- Marxism, Fascism, and Totalitarianism: Chapters in the Intellectual History of Radicalism by A. James Gregor
This ambitious study is A. James Gregor's 25th. It details the intellectual evolution of Marxist theory through a number of notable theorists as it eventually manifests in Russia's Marxism-Leninism and Italy's Fascism, a line of inquiry that follows from Gregor's earlier work. The book consists of a dozen chapters, four of which are devoted entirely to the thoughts of Ludwig Woltmann, Georges Sorel, Vladimir Lenin, and Benito Mussolini. The last five chapters consider nationalism and the effects of the Great War upon Italian and Russian party leaders. The outlines of Marxism's foundation are sketched out quickly here with the resulting portrait showing a theorist who left many of his ideas in only a formative stage. Later theorists pursued their inchoate meanings, and Gregor credits Engels with inflicting much of the original damage on these undeveloped ideas.
While only a small part of the larger study, Gregor's attention to the impact of Darwin upon the world of Marxist theory is especially interesting because it becomes clear that "social Darwinism" reshaped [End Page 145] Marxism just as it became a central tenet of capitalism's intellectual salesmen in the same period. That Darwin's scientific revolution had profound effects upon Marxism's theorists is perhaps underappreciated, and Gregor comes repeatedly back to this subtheme.
Gregor turns considerable attention to the work of Woltmann and Sorel. Woltmann's impact upon Hitler and the Nazis is mentioned in passing, though it surfaces throughout the study. His turn toward a heterodox race-based Marxism comes via Darwinian theory. Sorel's syndicalist influence upon both Lenin and Mussolini is explored more substantially.
The author's primary interest lies in the recognition that the economic determinism according to these heterodox Marxist theorists did not fully explain human motivations. The advent of this recognition led to the revisions that built Lenin's party elite, a feature also arrived at independently by the fascist theorist Giovanni Papini. "Mussolini's familiarity with La Voce, and the intellectuals who gathered around it, helps account for many of the features of that variant of Marxism we now speak of as Fascism" (149). In particular, Mussolini used Sorel's syndicalist theorizing as a basis for his own movement. But as Gregor points out, Lenin probably was also influenced by Sorel. Notably, Georgi Plekhanov receives passing mention, as do Enrico Corradoni, Roberto Michels, Giusseppe Prezzolini, and especially Karl Kautsky.
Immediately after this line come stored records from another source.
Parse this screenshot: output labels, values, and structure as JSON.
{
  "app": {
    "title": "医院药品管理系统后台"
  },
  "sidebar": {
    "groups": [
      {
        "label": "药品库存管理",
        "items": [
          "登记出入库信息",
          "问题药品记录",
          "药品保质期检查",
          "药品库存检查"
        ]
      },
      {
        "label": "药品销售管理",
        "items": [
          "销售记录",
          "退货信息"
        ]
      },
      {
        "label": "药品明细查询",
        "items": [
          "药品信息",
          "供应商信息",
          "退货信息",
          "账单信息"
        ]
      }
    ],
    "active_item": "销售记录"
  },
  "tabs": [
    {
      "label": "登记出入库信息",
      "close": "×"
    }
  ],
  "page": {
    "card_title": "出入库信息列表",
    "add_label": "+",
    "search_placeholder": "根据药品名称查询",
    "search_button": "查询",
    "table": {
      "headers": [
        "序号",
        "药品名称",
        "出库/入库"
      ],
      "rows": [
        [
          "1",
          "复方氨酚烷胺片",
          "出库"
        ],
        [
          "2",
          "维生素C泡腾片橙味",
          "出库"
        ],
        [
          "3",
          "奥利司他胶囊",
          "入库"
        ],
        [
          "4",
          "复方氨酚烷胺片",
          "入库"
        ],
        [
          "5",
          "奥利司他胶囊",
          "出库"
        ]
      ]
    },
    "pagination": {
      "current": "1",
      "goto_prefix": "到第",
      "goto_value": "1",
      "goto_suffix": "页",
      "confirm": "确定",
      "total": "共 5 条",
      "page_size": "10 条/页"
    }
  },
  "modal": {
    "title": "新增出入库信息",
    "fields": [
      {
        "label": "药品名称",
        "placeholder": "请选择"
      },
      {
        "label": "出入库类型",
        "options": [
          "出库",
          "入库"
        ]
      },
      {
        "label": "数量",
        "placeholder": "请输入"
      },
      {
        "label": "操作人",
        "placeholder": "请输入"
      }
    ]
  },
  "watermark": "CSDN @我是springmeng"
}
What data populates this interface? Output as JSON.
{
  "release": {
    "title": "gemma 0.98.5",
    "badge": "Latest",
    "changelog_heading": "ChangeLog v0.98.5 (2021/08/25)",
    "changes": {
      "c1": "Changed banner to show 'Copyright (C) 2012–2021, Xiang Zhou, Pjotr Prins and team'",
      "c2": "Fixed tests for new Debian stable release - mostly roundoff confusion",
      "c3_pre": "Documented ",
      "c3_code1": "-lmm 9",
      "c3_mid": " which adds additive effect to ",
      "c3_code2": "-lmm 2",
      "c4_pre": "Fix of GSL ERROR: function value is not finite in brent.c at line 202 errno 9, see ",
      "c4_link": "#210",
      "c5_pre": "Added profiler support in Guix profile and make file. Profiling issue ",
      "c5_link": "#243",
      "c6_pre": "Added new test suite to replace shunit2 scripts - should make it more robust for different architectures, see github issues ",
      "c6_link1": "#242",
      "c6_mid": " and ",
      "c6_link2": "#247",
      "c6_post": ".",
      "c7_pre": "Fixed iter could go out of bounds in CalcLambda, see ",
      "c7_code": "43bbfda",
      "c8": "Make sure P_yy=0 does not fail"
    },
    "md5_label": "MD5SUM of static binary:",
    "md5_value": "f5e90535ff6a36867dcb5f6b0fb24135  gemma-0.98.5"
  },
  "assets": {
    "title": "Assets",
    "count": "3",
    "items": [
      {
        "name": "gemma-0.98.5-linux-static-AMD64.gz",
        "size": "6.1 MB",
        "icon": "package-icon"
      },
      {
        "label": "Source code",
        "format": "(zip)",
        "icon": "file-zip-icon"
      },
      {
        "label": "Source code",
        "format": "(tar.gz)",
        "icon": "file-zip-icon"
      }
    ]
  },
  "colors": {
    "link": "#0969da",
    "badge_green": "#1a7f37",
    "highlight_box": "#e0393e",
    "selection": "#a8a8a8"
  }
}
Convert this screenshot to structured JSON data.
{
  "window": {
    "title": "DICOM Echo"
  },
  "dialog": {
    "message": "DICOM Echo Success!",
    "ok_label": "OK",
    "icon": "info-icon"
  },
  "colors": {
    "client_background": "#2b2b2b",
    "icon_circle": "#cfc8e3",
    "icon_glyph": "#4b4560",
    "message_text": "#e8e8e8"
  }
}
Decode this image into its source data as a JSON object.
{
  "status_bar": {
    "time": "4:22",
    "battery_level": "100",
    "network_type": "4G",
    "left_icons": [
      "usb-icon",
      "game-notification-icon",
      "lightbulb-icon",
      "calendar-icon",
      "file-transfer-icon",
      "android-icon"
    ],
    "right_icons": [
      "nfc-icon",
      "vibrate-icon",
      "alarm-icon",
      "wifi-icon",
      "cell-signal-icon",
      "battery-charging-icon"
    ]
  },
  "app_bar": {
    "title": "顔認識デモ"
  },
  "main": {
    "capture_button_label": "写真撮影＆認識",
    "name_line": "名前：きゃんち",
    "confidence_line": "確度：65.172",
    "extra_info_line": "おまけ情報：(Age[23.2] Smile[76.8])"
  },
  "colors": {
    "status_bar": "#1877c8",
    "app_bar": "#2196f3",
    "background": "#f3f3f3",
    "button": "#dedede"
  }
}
The book's final third grapples with political matters as theories are put into practice amid the developments of the First World War. Gregor concludes that "whatever distinguished the two [Marxism-Leninism and Fascism], there were fundamental similarities that identified them as a species of the same genus. Many of the similarities turned on the nature and role of the state within that syndrome of similarities . . . Many of those putative differences have shown themselves to be less than substantial" (294). Readers familiar with the larger history beyond the intellectual revisions of Marx may surmise potential points for disagreement. Gregor does not approach the debate of what defines totalitarianism but concludes that "it is more interesting to acknowledge totalitarianism's source in the Marxism of the nineteenth century than labor over the differences between regimes" (294). Whether a focus on the Marxist intellectual origins for the dictatorships in Italy and the Soviet [End Page 146] Union will be adequate for Gregor to repel the argument of the scholars in, for example, the recent Michael Geyer and Sheila Fitzpatrick volume, Beyond Totalitarianism, remains to be explored. Gregor makes a well-documented attempt to prolong that discussion.